I do keep one on a hanger in my office. I often pick it up and play when I am reading a long document or if I need to mull over a solution that I am working on.


----------



## Ship of fools (Nov 17, 2007)

yep two a 6 and a 12 and when I feel like playing out there well its right there for insperation to play.ship


----------



## mhammer (Nov 30, 2007)

bluzfish said:


> Me too. I can stand in one spot and cook dinner while going to the bathroom and playing my guitar all at the same time without moving my feet. Well, not quite, but I do leave an almost undetectable Eco-footprint.
> 
> And all my gear is within easy reach.


About 8 years ago, we had a massive water leak from the ishwasher, that resulted in the floor and subfloor of our kitchen having to be replaced. In service of this, the major appliances in the kitchen were moved to adjacent rooms on the main floor.

I have an office off of our kitchen, where most of my gear, as well as my workdesk, components, and computer are situated. When my older son came home to find the fridge moved into my office, such that a person seated at the computer could simply reach beside them and open the fridge to get whatever, his response was "SWEET!!".

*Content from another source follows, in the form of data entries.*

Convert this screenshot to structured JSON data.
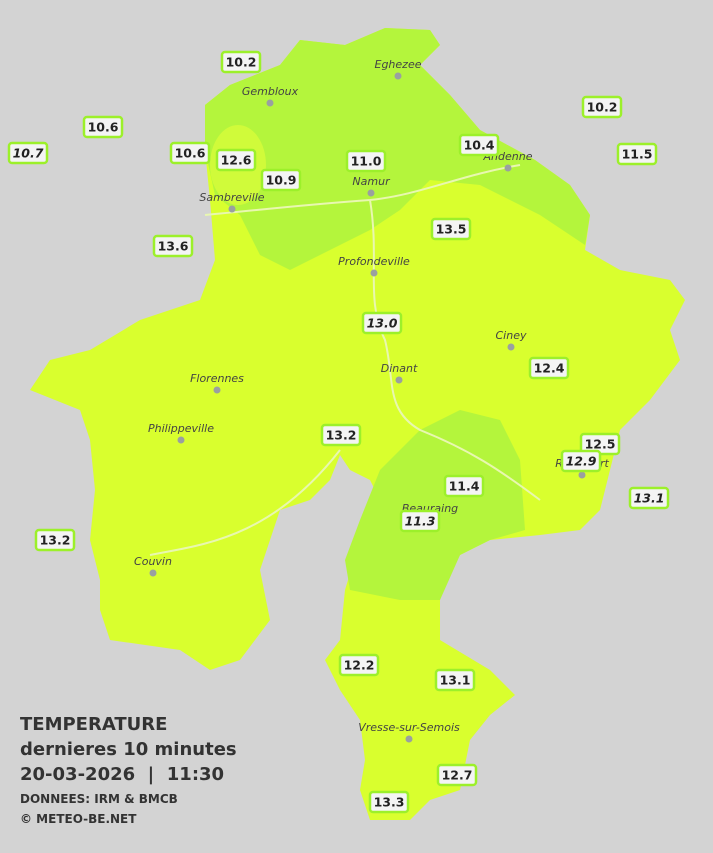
{
  "header": {
    "title": "TEMPERATURE",
    "subtitle": "dernieres 10 minutes",
    "datetime": "20-03-2026  |  11:30",
    "source": "DONNEES: IRM & BMCB",
    "credit": "© METEO-BE.NET"
  },
  "cities": [
    "Eghezee",
    "Gembloux",
    "Andenne",
    "Namur",
    "Sambreville",
    "Profondeville",
    "Ciney",
    "Dinant",
    "Florennes",
    "Philippeville",
    "Rochefort",
    "Beauraing",
    "Couvin",
    "Vresse-sur-Semois"
  ],
  "stations": [
    {
      "value": 10.2,
      "italic": false
    },
    {
      "value": 10.6,
      "italic": false
    },
    {
      "value": 10.7,
      "italic": true
    },
    {
      "value": 10.6,
      "italic": false
    },
    {
      "value": 12.6,
      "italic": false
    },
    {
      "value": 10.9,
      "italic": false
    },
    {
      "value": 11.0,
      "label": "11.0",
      "italic": false
    },
    {
      "value": 10.4,
      "italic": false
    },
    {
      "value": 10.2,
      "italic": false
    },
    {
      "value": 11.5,
      "italic": false
    },
    {
      "value": 13.6,
      "italic": false
    },
    {
      "value": 13.5,
      "italic": false
    },
    {
      "value": 13.0,
      "label": "13.0",
      "italic": true
    },
    {
      "value": 12.4,
      "italic": false
    },
    {
      "value": 13.2,
      "italic": false
    },
    {
      "value": 12.5,
      "italic": false
    },
    {
      "value": 12.9,
      "italic": true
    },
    {
      "value": 13.1,
      "italic": true
    },
    {
      "value": 11.4,
      "italic": false
    },
    {
      "value": 11.3,
      "italic": true
    },
    {
      "value": 13.2,
      "italic": false
    },
    {
      "value": 12.2,
      "italic": false
    },
    {
      "value": 13.1,
      "italic": false
    },
    {
      "value": 12.7,
      "italic": false
    },
    {
      "value": 13.3,
      "italic": false
    }
  ]
}
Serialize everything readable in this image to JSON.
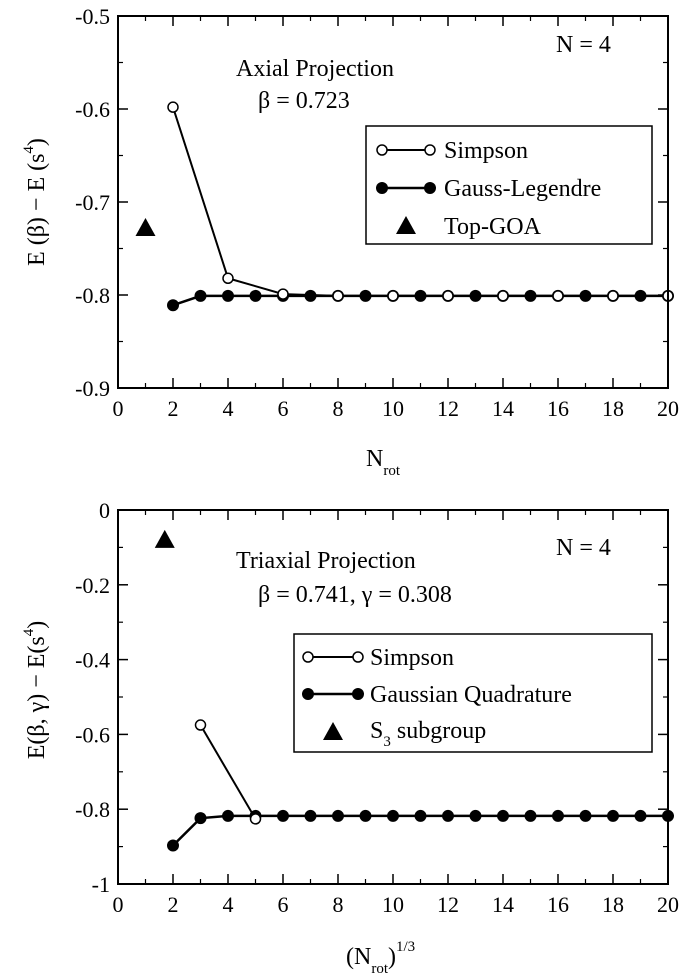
{
  "chart_data": [
    {
      "type": "line",
      "xlim": [
        0,
        20
      ],
      "ylim": [
        -0.9,
        -0.5
      ],
      "xticks": [
        0,
        2,
        4,
        6,
        8,
        10,
        12,
        14,
        16,
        18,
        20
      ],
      "xtick_labels": [
        "0",
        "2",
        "4",
        "6",
        "8",
        "10",
        "12",
        "14",
        "16",
        "18",
        "20"
      ],
      "yticks": [
        -0.9,
        -0.8,
        -0.7,
        -0.6,
        -0.5
      ],
      "ytick_labels": [
        "-0.9",
        "-0.8",
        "-0.7",
        "-0.6",
        "-0.5"
      ],
      "xlabel": {
        "main": "N",
        "sub": "rot"
      },
      "ylabel": {
        "main": "E (β) − E (s",
        "sup": "4",
        "tail": ")"
      },
      "annotations": {
        "title": "Axial Projection",
        "param": "β = 0.723",
        "n": "N = 4"
      },
      "legend_position": "right",
      "grid": false,
      "series": [
        {
          "name": "Simpson",
          "marker": "open-circle",
          "x": [
            2,
            4,
            6,
            8,
            10,
            12,
            14,
            16,
            18,
            20
          ],
          "y": [
            -0.598,
            -0.782,
            -0.799,
            -0.801,
            -0.801,
            -0.801,
            -0.801,
            -0.801,
            -0.801,
            -0.801
          ]
        },
        {
          "name": "Gauss-Legendre",
          "marker": "filled-circle",
          "x": [
            2,
            3,
            4,
            5,
            6,
            7,
            8,
            9,
            10,
            11,
            12,
            13,
            14,
            15,
            16,
            17,
            18,
            19,
            20
          ],
          "y": [
            -0.811,
            -0.801,
            -0.801,
            -0.801,
            -0.801,
            -0.801,
            -0.801,
            -0.801,
            -0.801,
            -0.801,
            -0.801,
            -0.801,
            -0.801,
            -0.801,
            -0.801,
            -0.801,
            -0.801,
            -0.801,
            -0.801
          ]
        },
        {
          "name": "Top-GOA",
          "marker": "filled-triangle",
          "x": [
            1
          ],
          "y": [
            -0.728
          ]
        }
      ]
    },
    {
      "type": "line",
      "xlim": [
        0,
        20
      ],
      "ylim": [
        -1.0,
        0.0
      ],
      "xticks": [
        0,
        2,
        4,
        6,
        8,
        10,
        12,
        14,
        16,
        18,
        20
      ],
      "xtick_labels": [
        "0",
        "2",
        "4",
        "6",
        "8",
        "10",
        "12",
        "14",
        "16",
        "18",
        "20"
      ],
      "yticks": [
        -1.0,
        -0.8,
        -0.6,
        -0.4,
        -0.2,
        0.0
      ],
      "ytick_labels": [
        "-1",
        "-0.8",
        "-0.6",
        "-0.4",
        "-0.2",
        "0"
      ],
      "xlabel": {
        "main": "(N",
        "sub": "rot",
        "mid": ")",
        "sup": "1/3"
      },
      "ylabel": {
        "main": "E(β, γ) − E(s",
        "sup": "4",
        "tail": ")"
      },
      "annotations": {
        "title": "Triaxial Projection",
        "param": "β = 0.741, γ = 0.308",
        "n": "N = 4"
      },
      "legend_position": "right",
      "grid": false,
      "series": [
        {
          "name": "Simpson",
          "marker": "open-circle",
          "x": [
            3,
            5
          ],
          "y": [
            -0.575,
            -0.826
          ]
        },
        {
          "name": "Gaussian Quadrature",
          "marker": "filled-circle",
          "x": [
            2,
            3,
            4,
            5,
            6,
            7,
            8,
            9,
            10,
            11,
            12,
            13,
            14,
            15,
            16,
            17,
            18,
            19,
            20
          ],
          "y": [
            -0.897,
            -0.824,
            -0.818,
            -0.818,
            -0.818,
            -0.818,
            -0.818,
            -0.818,
            -0.818,
            -0.818,
            -0.818,
            -0.818,
            -0.818,
            -0.818,
            -0.818,
            -0.818,
            -0.818,
            -0.818,
            -0.818
          ]
        },
        {
          "name": "S",
          "name_sub": "3",
          "name_tail": " subgroup",
          "marker": "filled-triangle",
          "x": [
            1.7
          ],
          "y": [
            -0.08
          ]
        }
      ]
    }
  ]
}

As much as it would be nice to have a guitar or two in the living room, guitars are incompatible with the shows my wife likes to watch, and she does the brunt of the watching. As a result, my guitars are split between my office and the garage...as are the amps and pedals.


----------



## Milkman (Feb 2, 2006)

Steadfastly said:


> We understand. That could be dangerous to the guitars.:food-smiley-004:



LOL, nah, just a matter of manners.


----------



## Guest (Sep 12, 2013)

My kids are 3 and 5 -- the only guitar in the living room is their little nylon string kid guitar. And after seeing the abuse it gets there's no way there'll be any other guitars in the living room in the foreseeable future!


----------



## mhammer (Nov 30, 2007)

iaresee said:


> My kids are 3 and 5 -- the only guitar in the living room is their little nylon string kid guitar. And after seeing the abuse it gets there's no way there'll be any other guitars in the living room in the foreseeable future!


Liam is 5? Holy crap. Did I drink a keg of Nyquil or something?


----------



## Guest (Sep 12, 2013)

mhammer said:


> Liam is 5? Holy crap. Did I drink a keg of Nyquil or something?


Ha! I say the same thing every day! I blinked and he grew up. They're both full fledged human beings now with very distinct and clearly expressed opinions on all kinds of subject matter!


----------



## silvertonebetty (Jan 4, 2015)

I'm planning on getting a couple wall hangers to hand on my sigerette cabinet


----------



## MarkM (May 23, 2019)

ssydor said:


> I keep most of my guitar stuff in the basement... but I usually leave a guitar sitting in the living room. Usually an electric (which I play unplugged to keep the noise level low)!
> My wife gets irritated by me. But I can't help it... I always strum and noodle. She hates it, when she is trying to read or watch tv.


My bride reads, crushes candy's and watches tv at the same time? I noodle on a unampllifed electric in the living room with her, we are both good with it.


----------



## cboutilier (Jan 12, 2016)

I usually have 1-2 in every room of the house, but the shitter.


----------



## Wardo (Feb 5, 2010)

cboutilier said:


> ... but the shitter.


Consider a Les Paul Jr and some big ass tweed amp.


----------



## cboutilier (Jan 12, 2016)

Wardo said:


> Consider a Les Paul Jr and some big ass tweed amp.


My office/studio is within a patch cord from the shitter. I can hear the my SF Twin loud and clear from there.


----------



## bw66 (Dec 17, 2009)

I usually keep one or two acoustics in the living room, except when we have company or a Christmas tree. During the day, I like to practice there rather than the music room because the light is better and I can look out the big window while I'm playing. I can also play while waiting for students to arrive - I can't always hear people arriving when I'm in my music space.


----------



## player99 (Sep 5, 2019)

mhammer said:


> Liam is 5? Holy crap. Did I drink a keg of Nyquil or something?


How old is Liam now?

The power of necro threads.


----------



## BlueRocker (Jan 5, 2020)

player99 said:


> How old is Liam now?
> 
> The power of necro threads.


I would say he's probably a teenager - wow time flies.

In the spirit of the thread, I keep a half dozen guitars and a small amp (Vox AC10) in the living room during the winter months when my man cave is too cold.


----------



## slag banal (May 4, 2020)

I keep a $100 Yamaha plywood classical gtr in our very dry living room. It gets knocked over about once a month. Everything else is in cases in the basement music ”room“ (a 9x9 unfinished space that once was a coalbin).


----------



## Chito (Feb 17, 2006)

Not in my living room but the dining room which is currently my office.
Taylor GS Mini
Epiphone Dobro Hound Dog
Squier Mini Jazzmaster


----------



## Diablo (Dec 20, 2007)

I was about to say, no, but I did when I was single lol....except, my kid has her cigar box guitar that we built together in the summer, in our living room...so, it can be done. But the WAF is very low.


----------



## Doug Gifford (Jun 8, 2019)

I keep my pianos in the living room and the parlour (front room). Sometimes guitars as well but I only have two at the moment. Often, though, the tele and deluxe reverb sit in the kitchen so I can noodle and work on my slide playing while I cook. That's where it is now while the dobro is getting a setup.


----------